- Directed by: Juan Bustillo Oro
- Written by: Juan Bustillo Oro Humberto Gómez Landero
- Produced by: Jesús Grovas Juan Bustillo Oro
- Starring: Leopoldo 'Chato' Ortín Joaquín Pardavé Consuelo Frank
- Cinematography: Jack Draper
- Edited by: Mario González
- Music by: Max Urban
- Production companies: Producciónes Grovas Oro Films
- Release date: 19 July 1939;
- Running time: 129 minutes
- Country: Mexico
- Language: Spanish

= Horse for Horse =

1939 film

Horse for Horse (Spanish: Caballo a caballo) is a 1939 Mexican comedy film directed by Juan Bustillo Oro and starring Leopoldo 'Chato' Ortín, Joaquín Pardavé and Consuelo Frank. It was shot at the Clasa Studios in Mexico City. The film's sets were designed by the art director Carlos Toussaint.

== Plot ==
The bumbling petty thieves Ángel Pastor (Enrique Herrera) and Inocente Cordero (Leopoldo 'Chato' Ortín) decide to join forces as official criminal partners. Their ironic surnames, which translate to "Angel Pastor" and "Innocent Lamb," contrast heavily with their new ambition to graduate from minor schemes to large-scale, high-stakes heists.Through a chaotic string of errors and a stolen getaway vehicle, the incompetent duo inadvertently runs away to a sprawling country estate. There, they cross paths with Don Espiridión Espérides (Joaquín Pardavé) and a wealthy, high-society woman named Marta (Consuelo Frank).While hiding out at the estate under false pretenses, Ángel and Inocente find themselves entangled with a dangerous gang of professional jewel thieves who are targeting the property.
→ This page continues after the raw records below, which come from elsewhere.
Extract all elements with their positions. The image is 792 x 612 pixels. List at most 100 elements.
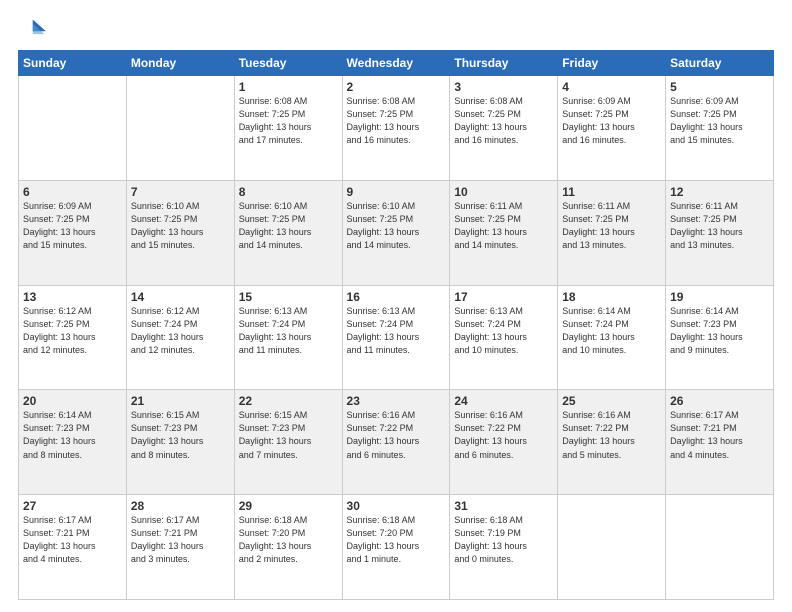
calendar-cell: 31Sunrise: 6:18 AM Sunset: 7:19 PM Dayli… <box>450 495 558 600</box>
calendar-cell: 12Sunrise: 6:11 AM Sunset: 7:25 PM Dayli… <box>666 180 774 285</box>
calendar-cell: 23Sunrise: 6:16 AM Sunset: 7:22 PM Dayli… <box>342 390 450 495</box>
day-number: 15 <box>239 290 338 304</box>
day-number: 9 <box>347 185 446 199</box>
calendar-cell <box>558 495 666 600</box>
weekday-header-monday: Monday <box>126 51 234 76</box>
calendar-cell: 25Sunrise: 6:16 AM Sunset: 7:22 PM Dayli… <box>558 390 666 495</box>
day-info: Sunrise: 6:17 AM Sunset: 7:21 PM Dayligh… <box>23 514 122 566</box>
calendar-cell: 7Sunrise: 6:10 AM Sunset: 7:25 PM Daylig… <box>126 180 234 285</box>
day-number: 13 <box>23 290 122 304</box>
logo-icon <box>18 18 46 40</box>
calendar-cell: 27Sunrise: 6:17 AM Sunset: 7:21 PM Dayli… <box>19 495 127 600</box>
day-info: Sunrise: 6:08 AM Sunset: 7:25 PM Dayligh… <box>347 95 446 147</box>
day-info: Sunrise: 6:14 AM Sunset: 7:23 PM Dayligh… <box>23 409 122 461</box>
calendar-cell: 11Sunrise: 6:11 AM Sunset: 7:25 PM Dayli… <box>558 180 666 285</box>
day-info: Sunrise: 6:13 AM Sunset: 7:24 PM Dayligh… <box>454 305 553 357</box>
calendar-cell: 14Sunrise: 6:12 AM Sunset: 7:24 PM Dayli… <box>126 285 234 390</box>
day-info: Sunrise: 6:18 AM Sunset: 7:20 PM Dayligh… <box>347 514 446 566</box>
calendar-cell: 13Sunrise: 6:12 AM Sunset: 7:25 PM Dayli… <box>19 285 127 390</box>
day-info: Sunrise: 6:09 AM Sunset: 7:25 PM Dayligh… <box>562 95 661 147</box>
day-number: 30 <box>347 499 446 513</box>
day-number: 25 <box>562 394 661 408</box>
day-number: 11 <box>562 185 661 199</box>
day-info: Sunrise: 6:18 AM Sunset: 7:20 PM Dayligh… <box>239 514 338 566</box>
calendar-cell: 20Sunrise: 6:14 AM Sunset: 7:23 PM Dayli… <box>19 390 127 495</box>
day-number: 22 <box>239 394 338 408</box>
calendar-cell: 26Sunrise: 6:17 AM Sunset: 7:21 PM Dayli… <box>666 390 774 495</box>
calendar-cell: 10Sunrise: 6:11 AM Sunset: 7:25 PM Dayli… <box>450 180 558 285</box>
day-number: 23 <box>347 394 446 408</box>
calendar-cell: 1Sunrise: 6:08 AM Sunset: 7:25 PM Daylig… <box>234 76 342 181</box>
day-number: 2 <box>347 80 446 94</box>
calendar-cell: 30Sunrise: 6:18 AM Sunset: 7:20 PM Dayli… <box>342 495 450 600</box>
calendar-cell: 28Sunrise: 6:17 AM Sunset: 7:21 PM Dayli… <box>126 495 234 600</box>
weekday-header-tuesday: Tuesday <box>234 51 342 76</box>
day-info: Sunrise: 6:08 AM Sunset: 7:25 PM Dayligh… <box>454 95 553 147</box>
calendar-cell: 22Sunrise: 6:15 AM Sunset: 7:23 PM Dayli… <box>234 390 342 495</box>
day-number: 17 <box>454 290 553 304</box>
header <box>18 18 774 40</box>
day-number: 8 <box>239 185 338 199</box>
day-number: 14 <box>131 290 230 304</box>
calendar-cell: 8Sunrise: 6:10 AM Sunset: 7:25 PM Daylig… <box>234 180 342 285</box>
calendar-cell <box>19 76 127 181</box>
day-number: 6 <box>23 185 122 199</box>
calendar-cell <box>666 495 774 600</box>
week-row-1: 1Sunrise: 6:08 AM Sunset: 7:25 PM Daylig… <box>19 76 774 181</box>
page: SundayMondayTuesdayWednesdayThursdayFrid… <box>0 0 792 612</box>
day-number: 20 <box>23 394 122 408</box>
calendar-cell: 9Sunrise: 6:10 AM Sunset: 7:25 PM Daylig… <box>342 180 450 285</box>
day-info: Sunrise: 6:14 AM Sunset: 7:23 PM Dayligh… <box>670 305 769 357</box>
calendar-cell: 2Sunrise: 6:08 AM Sunset: 7:25 PM Daylig… <box>342 76 450 181</box>
calendar-cell: 21Sunrise: 6:15 AM Sunset: 7:23 PM Dayli… <box>126 390 234 495</box>
day-info: Sunrise: 6:16 AM Sunset: 7:22 PM Dayligh… <box>347 409 446 461</box>
calendar-cell: 15Sunrise: 6:13 AM Sunset: 7:24 PM Dayli… <box>234 285 342 390</box>
day-number: 24 <box>454 394 553 408</box>
day-info: Sunrise: 6:10 AM Sunset: 7:25 PM Dayligh… <box>239 200 338 252</box>
day-number: 16 <box>347 290 446 304</box>
calendar-cell: 6Sunrise: 6:09 AM Sunset: 7:25 PM Daylig… <box>19 180 127 285</box>
day-number: 21 <box>131 394 230 408</box>
calendar-cell: 16Sunrise: 6:13 AM Sunset: 7:24 PM Dayli… <box>342 285 450 390</box>
day-number: 3 <box>454 80 553 94</box>
day-info: Sunrise: 6:13 AM Sunset: 7:24 PM Dayligh… <box>347 305 446 357</box>
day-number: 29 <box>239 499 338 513</box>
day-info: Sunrise: 6:11 AM Sunset: 7:25 PM Dayligh… <box>562 200 661 252</box>
calendar-cell: 4Sunrise: 6:09 AM Sunset: 7:25 PM Daylig… <box>558 76 666 181</box>
day-info: Sunrise: 6:17 AM Sunset: 7:21 PM Dayligh… <box>670 409 769 461</box>
calendar-cell: 18Sunrise: 6:14 AM Sunset: 7:24 PM Dayli… <box>558 285 666 390</box>
calendar-cell: 3Sunrise: 6:08 AM Sunset: 7:25 PM Daylig… <box>450 76 558 181</box>
weekday-header-row: SundayMondayTuesdayWednesdayThursdayFrid… <box>19 51 774 76</box>
day-number: 7 <box>131 185 230 199</box>
weekday-header-thursday: Thursday <box>450 51 558 76</box>
day-info: Sunrise: 6:16 AM Sunset: 7:22 PM Dayligh… <box>454 409 553 461</box>
day-info: Sunrise: 6:11 AM Sunset: 7:25 PM Dayligh… <box>670 200 769 252</box>
week-row-5: 27Sunrise: 6:17 AM Sunset: 7:21 PM Dayli… <box>19 495 774 600</box>
weekday-header-friday: Friday <box>558 51 666 76</box>
day-number: 1 <box>239 80 338 94</box>
day-info: Sunrise: 6:08 AM Sunset: 7:25 PM Dayligh… <box>239 95 338 147</box>
day-info: Sunrise: 6:12 AM Sunset: 7:25 PM Dayligh… <box>23 305 122 357</box>
day-number: 10 <box>454 185 553 199</box>
day-info: Sunrise: 6:13 AM Sunset: 7:24 PM Dayligh… <box>239 305 338 357</box>
day-number: 26 <box>670 394 769 408</box>
day-info: Sunrise: 6:16 AM Sunset: 7:22 PM Dayligh… <box>562 409 661 461</box>
day-number: 31 <box>454 499 553 513</box>
day-number: 4 <box>562 80 661 94</box>
day-info: Sunrise: 6:10 AM Sunset: 7:25 PM Dayligh… <box>131 200 230 252</box>
day-number: 28 <box>131 499 230 513</box>
day-number: 27 <box>23 499 122 513</box>
day-info: Sunrise: 6:10 AM Sunset: 7:25 PM Dayligh… <box>347 200 446 252</box>
calendar-cell: 5Sunrise: 6:09 AM Sunset: 7:25 PM Daylig… <box>666 76 774 181</box>
day-info: Sunrise: 6:09 AM Sunset: 7:25 PM Dayligh… <box>670 95 769 147</box>
day-info: Sunrise: 6:15 AM Sunset: 7:23 PM Dayligh… <box>239 409 338 461</box>
week-row-4: 20Sunrise: 6:14 AM Sunset: 7:23 PM Dayli… <box>19 390 774 495</box>
weekday-header-saturday: Saturday <box>666 51 774 76</box>
day-number: 18 <box>562 290 661 304</box>
logo <box>18 18 48 40</box>
calendar-cell: 17Sunrise: 6:13 AM Sunset: 7:24 PM Dayli… <box>450 285 558 390</box>
calendar: SundayMondayTuesdayWednesdayThursdayFrid… <box>18 50 774 600</box>
week-row-3: 13Sunrise: 6:12 AM Sunset: 7:25 PM Dayli… <box>19 285 774 390</box>
day-info: Sunrise: 6:12 AM Sunset: 7:24 PM Dayligh… <box>131 305 230 357</box>
day-info: Sunrise: 6:18 AM Sunset: 7:19 PM Dayligh… <box>454 514 553 566</box>
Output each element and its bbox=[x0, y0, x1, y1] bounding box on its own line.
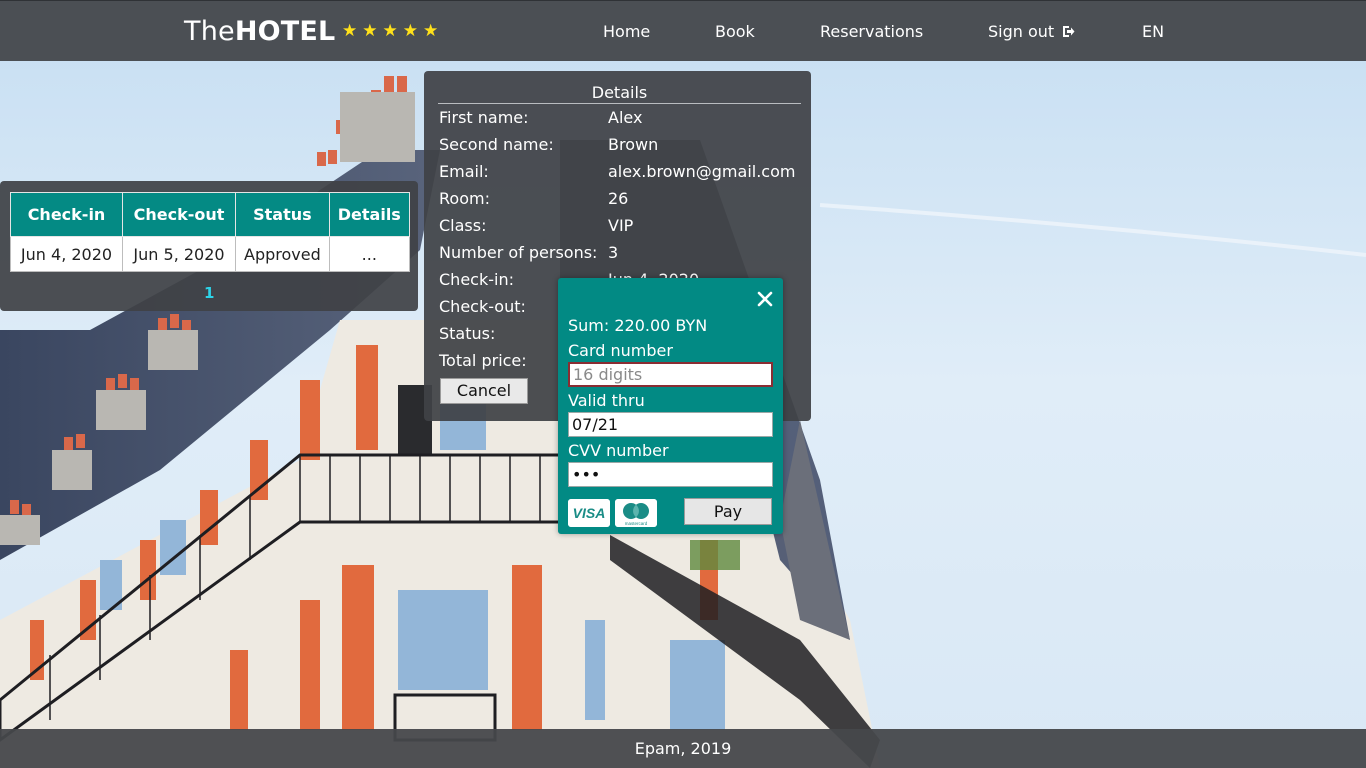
details-link[interactable]: ... bbox=[328, 236, 410, 272]
logo-light-text: The bbox=[184, 16, 235, 47]
column-header-status: Status bbox=[235, 192, 330, 237]
star-rating-icons: ★★★★★ bbox=[342, 21, 444, 41]
total-price-label: Total price: bbox=[439, 351, 527, 370]
nav-reservations-link[interactable]: Reservations bbox=[820, 22, 923, 41]
nav-sign-out-link[interactable]: Sign out bbox=[988, 22, 1075, 41]
status-label: Status: bbox=[439, 324, 496, 343]
site-logo[interactable]: TheHOTEL bbox=[184, 16, 335, 47]
nav-book-link[interactable]: Book bbox=[715, 22, 755, 41]
sign-out-label: Sign out bbox=[988, 22, 1055, 41]
persons-label: Number of persons: bbox=[439, 243, 598, 262]
mastercard-logo-icon: mastercard bbox=[615, 499, 657, 527]
first-name-label: First name: bbox=[439, 108, 529, 127]
page-footer: Epam, 2019 bbox=[0, 729, 1366, 768]
mastercard-logo-text: mastercard bbox=[625, 521, 648, 526]
close-icon[interactable] bbox=[757, 291, 773, 307]
second-name-label: Second name: bbox=[439, 135, 554, 154]
pagination-page-1[interactable]: 1 bbox=[204, 284, 214, 302]
payment-sum: Sum: 220.00 BYN bbox=[568, 316, 708, 335]
cell-check-in: Jun 4, 2020 bbox=[10, 236, 123, 272]
cell-status: Approved bbox=[235, 236, 330, 272]
table-header-row: Check-in Check-out Status Details bbox=[10, 192, 410, 237]
column-header-details: Details bbox=[328, 192, 410, 237]
sign-out-icon bbox=[1063, 26, 1075, 37]
email-value: alex.brown@gmail.com bbox=[608, 162, 796, 181]
room-label: Room: bbox=[439, 189, 490, 208]
payment-modal: Sum: 220.00 BYN Card number Valid thru C… bbox=[558, 278, 783, 534]
table-row: Jun 4, 2020 Jun 5, 2020 Approved ... bbox=[10, 236, 410, 272]
cancel-reservation-button[interactable]: Cancel bbox=[440, 378, 528, 404]
class-label: Class: bbox=[439, 216, 487, 235]
check-in-label: Check-in: bbox=[439, 270, 514, 289]
column-header-check-in: Check-in bbox=[10, 192, 123, 237]
cvv-input[interactable] bbox=[568, 462, 773, 487]
persons-value: 3 bbox=[608, 243, 619, 262]
first-name-value: Alex bbox=[608, 108, 643, 127]
language-switcher[interactable]: EN bbox=[1142, 22, 1164, 41]
visa-logo-text: VISA bbox=[573, 505, 606, 521]
footer-text: Epam, 2019 bbox=[634, 739, 732, 758]
valid-thru-label: Valid thru bbox=[568, 391, 645, 410]
email-label: Email: bbox=[439, 162, 489, 181]
cell-check-out: Jun 5, 2020 bbox=[122, 236, 236, 272]
pay-button[interactable]: Pay bbox=[684, 498, 772, 525]
nav-home-link[interactable]: Home bbox=[603, 22, 650, 41]
visa-logo-icon: VISA bbox=[568, 499, 610, 527]
card-number-label: Card number bbox=[568, 341, 673, 360]
logo-bold-text: HOTEL bbox=[234, 16, 336, 47]
reservations-table: Check-in Check-out Status Details Jun 4,… bbox=[10, 192, 410, 272]
second-name-value: Brown bbox=[608, 135, 659, 154]
cvv-label: CVV number bbox=[568, 441, 669, 460]
card-number-input[interactable] bbox=[568, 362, 773, 387]
room-value: 26 bbox=[608, 189, 629, 208]
column-header-check-out: Check-out bbox=[122, 192, 236, 237]
valid-thru-input[interactable] bbox=[568, 412, 773, 437]
class-value: VIP bbox=[608, 216, 634, 235]
details-title: Details bbox=[438, 83, 801, 104]
reservations-panel: Check-in Check-out Status Details Jun 4,… bbox=[0, 181, 418, 311]
top-navbar: TheHOTEL ★★★★★ Home Book Reservations Si… bbox=[0, 0, 1366, 61]
check-out-label: Check-out: bbox=[439, 297, 526, 316]
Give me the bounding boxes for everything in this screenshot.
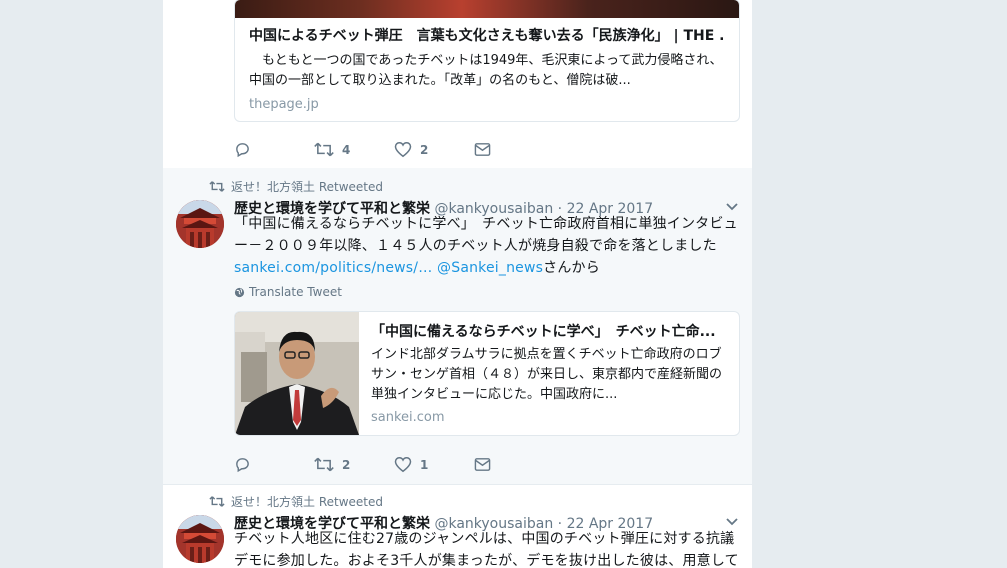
link-card[interactable]: 「中国に備えるならチベットに学べ」 チベット亡命... インド北部ダラムサラに拠… <box>234 311 740 436</box>
envelope-icon <box>474 458 491 471</box>
retweet-context-label: 返せ！北方領土 Retweeted <box>231 495 383 509</box>
retweet-count: 4 <box>342 142 351 157</box>
like-button[interactable]: 1 <box>394 456 474 473</box>
retweet-context: 返せ！北方領土 Retweeted <box>209 493 383 510</box>
mention-link[interactable]: @Sankei_news <box>437 260 543 276</box>
like-count: 2 <box>420 142 429 157</box>
dm-button[interactable] <box>474 142 491 157</box>
retweet-icon <box>314 142 334 157</box>
reply-icon <box>236 143 249 158</box>
card-image <box>235 0 739 18</box>
tweet-text-tail: さんから <box>543 260 600 276</box>
retweet-icon <box>209 496 225 507</box>
tweet-actions: 4 2 <box>234 141 491 158</box>
card-domain: sankei.com <box>371 410 445 425</box>
translate-tweet[interactable]: Translate Tweet <box>234 285 342 299</box>
dm-button[interactable] <box>474 457 491 472</box>
retweet-icon <box>209 181 225 192</box>
avatar[interactable] <box>176 200 224 248</box>
card-domain: thepage.jp <box>249 97 319 112</box>
retweet-button[interactable]: 4 <box>314 141 394 158</box>
retweet-icon <box>314 457 334 472</box>
reply-icon <box>236 458 249 473</box>
card-description: もともと一つの国であったチベットは1949年、毛沢東によって武力侵略され、中国の… <box>249 53 723 88</box>
like-count: 1 <box>420 457 429 472</box>
tweet-text-main: 「中国に備えるならチベットに学べ」 チベット亡命政府首相に単独インタビュー－２０… <box>234 216 738 254</box>
heart-icon <box>394 456 412 473</box>
tweet-2[interactable]: 返せ！北方領土 Retweeted 歴史と環境を学びて平和と繁栄 @kankyo… <box>163 484 752 568</box>
reply-button[interactable] <box>234 456 314 473</box>
envelope-icon <box>474 143 491 156</box>
tweet-0[interactable]: 中国によるチベット弾圧 言葉も文化さえも奪い去る「民族浄化」 | THE ...… <box>163 0 752 169</box>
retweet-context-label: 返せ！北方領土 Retweeted <box>231 180 383 194</box>
retweet-button[interactable]: 2 <box>314 456 394 473</box>
translate-label: Translate Tweet <box>249 285 342 299</box>
card-title: 中国によるチベット弾圧 言葉も文化さえも奪い去る「民族浄化」 | THE ... <box>249 28 725 44</box>
tweet-1[interactable]: 返せ！北方領土 Retweeted 歴史と環境を学びて平和と繁栄 @kankyo… <box>163 168 752 485</box>
timeline-stream: 中国によるチベット弾圧 言葉も文化さえも奪い去る「民族浄化」 | THE ...… <box>163 0 752 568</box>
like-button[interactable]: 2 <box>394 141 474 158</box>
tweet-link[interactable]: sankei.com/politics/news/… <box>234 260 432 276</box>
retweet-context: 返せ！北方領土 Retweeted <box>209 178 383 195</box>
link-card[interactable]: 中国によるチベット弾圧 言葉も文化さえも奪い去る「民族浄化」 | THE ...… <box>234 0 740 122</box>
card-description: インド北部ダラムサラに拠点を置くチベット亡命政府のロブサン・センゲ首相（４８）が… <box>371 347 723 402</box>
tweet-text: チベット人地区に住む27歳のジャンペルは、中国のチベット弾圧に対する抗議デモに参… <box>234 531 739 568</box>
reply-button[interactable] <box>234 141 314 158</box>
globe-icon <box>234 287 245 297</box>
card-image <box>235 312 359 435</box>
heart-icon <box>394 141 412 158</box>
avatar[interactable] <box>176 515 224 563</box>
card-title: 「中国に備えるならチベットに学べ」 チベット亡命... <box>371 324 716 340</box>
tweet-actions: 2 1 <box>234 456 491 473</box>
tweet-text: 「中国に備えるならチベットに学べ」 チベット亡命政府首相に単独インタビュー－２０… <box>234 213 744 279</box>
retweet-count: 2 <box>342 457 351 472</box>
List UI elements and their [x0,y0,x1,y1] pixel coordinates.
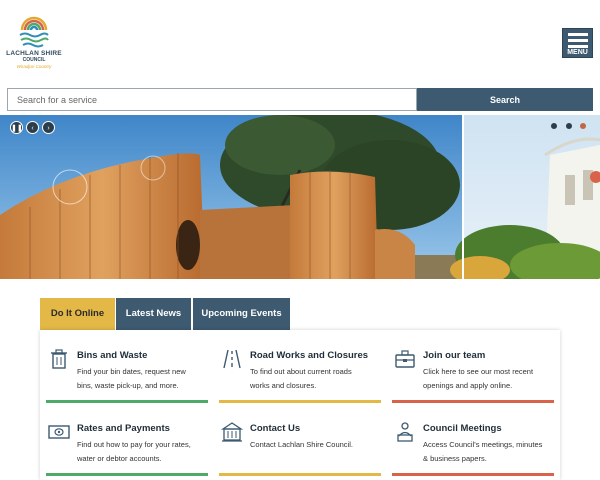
service-card-contact[interactable]: Contact Us Contact Lachlan Shire Council… [213,408,381,476]
tab-upcoming-events[interactable]: Upcoming Events [193,298,290,330]
building-icon [221,422,243,442]
services-panel: Bins and Waste Find your bin dates, requ… [40,330,560,480]
chevron-left-icon[interactable]: ‹ [26,121,39,134]
chevron-right-icon[interactable]: › [42,121,55,134]
hamburger-icon-bar [568,39,588,42]
money-icon [48,425,70,439]
hamburger-icon [568,33,588,36]
service-title: Council Meetings [423,423,502,434]
pause-icon[interactable]: ❚❚ [10,121,23,134]
meeting-icon [397,422,413,442]
service-title: Road Works and Closures [250,350,369,361]
bin-icon [51,349,67,369]
logo-name: LACHLAN SHIRE [6,50,62,57]
service-desc: Click here to see our most recent openin… [423,367,534,390]
card-divider [392,400,554,403]
card-divider [219,400,381,403]
service-card-roadworks[interactable]: Road Works and Closures To find out abou… [213,335,381,403]
service-card-bins[interactable]: Bins and Waste Find your bin dates, requ… [40,335,208,403]
service-card-join-team[interactable]: Join our team Click here to see our most… [386,335,554,403]
logo-emblem-icon [19,16,49,48]
slide-dot-3[interactable] [580,123,586,129]
service-desc: To find out about current roads works an… [250,367,352,390]
menu-button[interactable]: MENU [562,28,593,58]
menu-label: MENU [567,49,588,56]
hero-carousel: ❚❚ ‹ › [0,115,600,279]
card-divider [46,473,208,476]
service-title: Bins and Waste [77,350,148,361]
hamburger-icon-bar [568,45,588,48]
site-header: LACHLAN SHIRE COUNCIL Wiradjuri Country … [0,0,600,86]
service-desc: Find your bin dates, request new bins, w… [77,367,186,390]
service-title: Rates and Payments [77,423,170,434]
card-divider [392,473,554,476]
service-card-rates[interactable]: Rates and Payments Find out how to pay f… [40,408,208,476]
road-icon [223,349,241,369]
card-divider [46,400,208,403]
slide-dot-2[interactable] [566,123,572,129]
service-desc: Access Council's meetings, minutes & bus… [423,440,543,463]
service-title: Contact Us [250,423,301,434]
briefcase-icon [395,350,415,368]
search-button[interactable]: Search [417,88,593,111]
card-divider [219,473,381,476]
logo-tagline: Wiradjuri Country [16,64,52,69]
service-desc: Contact Lachlan Shire Council. [250,440,353,449]
search-input[interactable] [7,88,417,111]
service-card-meetings[interactable]: Council Meetings Access Council's meetin… [386,408,554,476]
slide-dot-1[interactable] [551,123,557,129]
service-title: Join our team [423,350,486,361]
tab-do-it-online[interactable]: Do It Online [40,298,115,331]
council-logo[interactable]: LACHLAN SHIRE COUNCIL Wiradjuri Country [6,10,62,76]
tab-latest-news[interactable]: Latest News [116,298,191,330]
hero-image [0,115,600,279]
service-desc: Find out how to pay for your rates, wate… [77,440,191,463]
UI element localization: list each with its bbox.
As both con men fall deeply in love with the women at the estate, they undergo a profound moral awakening. Instead of executing their own robbery, the reformed duo leverages their criminal knowledge to outsmart and thwart the actual jewel thieves, ultimately saving the estate and cementing their path to redemption.

==Cast==
- Leopoldo 'Chato' Ortín as 	Inocente Cordero
- Joaquín Pardavé as 	Don Espiridion Espérides
- Consuelo Frank as 	Marta
- Enrique Herrera as 	Ángel Pastor
- Luis G. Barreiro as Administrador hotel
- Dolores Camarillo as 	Socorro, Doncella
- Joaquín Coss as 	Dueño carro robado
- Agustín Isunza as 	Comisario
- Gilberto González as 	Alberto
- Pilar Fernández as 	Enfermera
- Gerardo del Castillo as 	Mozo de Espiridion
- Armando Velasco as 	Agente de policía
- Humberto Rodríguez as	Mesero
- Honorato Bassoco as 	Policía
- Crox Alvarado as 	Empleado hotel
- Víctor Junco as 	Guardaespalda de Espiridion
- Salvador Quiroz as 	Gerente hotel

== Bibliography ==
- Amador, María Luisa. Cartelera cinematográfica, 1930-1939. Filmoteca, UNAM, 1980.
- Avila, Jacqueline. Cinesonidos: Film Music and National Identity During Mexico's Época de Oro. Oxford University Press, 2019.
- Richard, Alfred. Censorship and Hollywood's Hispanic image: an interpretive filmography, 1936-1955. Greenwood Press, 1993.